Tesla’s decision to turn over information needed to independently read onboard vehicle data is apparently a first for the company. There are no other documented cases where Tesla was denied access to vehicle data after a crash, so the Gao case is the only time a chain of custody kept vehicle data out of Tesla’s hands. Even in the highly-publicized Josh Brown case, in which another young man died while his Tesla was apparently in Autopilot mode, the NTSB investigation noted that

Because there is no commercially available tool for retrieval and review of the ECU data, NTSB investigators had to rely on Tesla and its proprietary software to retrieve and interpret the data.

NHTSA’s report on the incident adds more detail:

The Tesla’s SD memory card and diagnostic log data were removed by a Tesla representative prior to notification of the crash to SCI. A copy of the data was later provided to the SCI investigator for analysis purposes.

That the Gao family’s court-ordered third-party investigator was able to secure a tool with which to independently read Tesla vehicle data, when the top US auto safety investigation and regulation agencies weren’t is quite a significant development on its own. The fact that Tesla made these tools publicly available and completely changed its position on the legal status of its vehicle data logging system one week after the Gao’s legal achievement was first reported in English is downright astounding.

Obviously this change of heart is a good thing. By officially calling its vehicle data logging system an EDR, Tesla is moving into compliance with the relevant laws and giving its customers legal ownership of their vehicle data and the means to independently access it. But this about-face raises questions that are unlikely to be easily answered: why did Tesla previously insist that its vehicle data logging systems were not EDRs, and what changed their mind?

Based on the timing alone it seems safe to assume that the Gao case was the catalyst for this sudden change, but it’s important to remember that correlation is not causation. Until Tesla gives a statement on this issue, it’s impossible to say precisely why they changed their approach (NB: Tesla stopped responding to Daily Kanban‘s requests for comment some time ago). But as Daily Kanban has previously reported, Tesla’s misleading public statements about Autopilot safety were a troubling context for its secretive and unaccountable vehicle data policies.

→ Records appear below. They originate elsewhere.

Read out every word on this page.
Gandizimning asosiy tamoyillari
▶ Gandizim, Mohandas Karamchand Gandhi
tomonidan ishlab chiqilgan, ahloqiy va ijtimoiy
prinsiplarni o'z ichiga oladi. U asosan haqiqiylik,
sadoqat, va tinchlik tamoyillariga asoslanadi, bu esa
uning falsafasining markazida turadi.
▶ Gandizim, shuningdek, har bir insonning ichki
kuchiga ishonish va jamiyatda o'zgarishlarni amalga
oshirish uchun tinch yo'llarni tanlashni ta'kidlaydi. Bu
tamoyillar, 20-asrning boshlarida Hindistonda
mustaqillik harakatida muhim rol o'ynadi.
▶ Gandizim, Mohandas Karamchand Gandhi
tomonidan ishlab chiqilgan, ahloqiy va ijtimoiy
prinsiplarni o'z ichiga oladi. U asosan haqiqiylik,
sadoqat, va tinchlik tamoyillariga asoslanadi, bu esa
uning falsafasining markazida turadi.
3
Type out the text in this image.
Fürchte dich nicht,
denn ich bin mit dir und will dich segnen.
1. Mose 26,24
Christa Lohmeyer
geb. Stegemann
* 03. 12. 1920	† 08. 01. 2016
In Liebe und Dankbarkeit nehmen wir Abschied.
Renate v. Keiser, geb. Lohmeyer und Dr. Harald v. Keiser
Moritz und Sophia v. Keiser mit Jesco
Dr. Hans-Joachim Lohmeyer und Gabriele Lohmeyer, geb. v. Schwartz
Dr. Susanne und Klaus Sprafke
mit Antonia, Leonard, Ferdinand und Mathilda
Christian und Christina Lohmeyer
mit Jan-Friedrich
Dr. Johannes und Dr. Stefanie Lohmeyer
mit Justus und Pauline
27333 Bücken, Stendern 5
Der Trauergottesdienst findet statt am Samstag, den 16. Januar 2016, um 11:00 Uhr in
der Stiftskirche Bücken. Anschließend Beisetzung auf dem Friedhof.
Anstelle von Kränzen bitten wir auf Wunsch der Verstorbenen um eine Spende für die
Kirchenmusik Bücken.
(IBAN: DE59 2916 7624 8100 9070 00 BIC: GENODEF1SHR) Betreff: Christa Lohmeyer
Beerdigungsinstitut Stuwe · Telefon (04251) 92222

In hopes of better understanding the context for this decision, Daily Kanban has reached out to NHTSA for comment and filed a Freedom of Information Act request for any correspondence between the agency and Tesla about the legal status and definition of its vehicle data recording system. We will follow up on this story as soon as we find out more, and we encourage our friends in the media to reach out to Tesla in hopes of obtaining a statement that might resolve this mystery.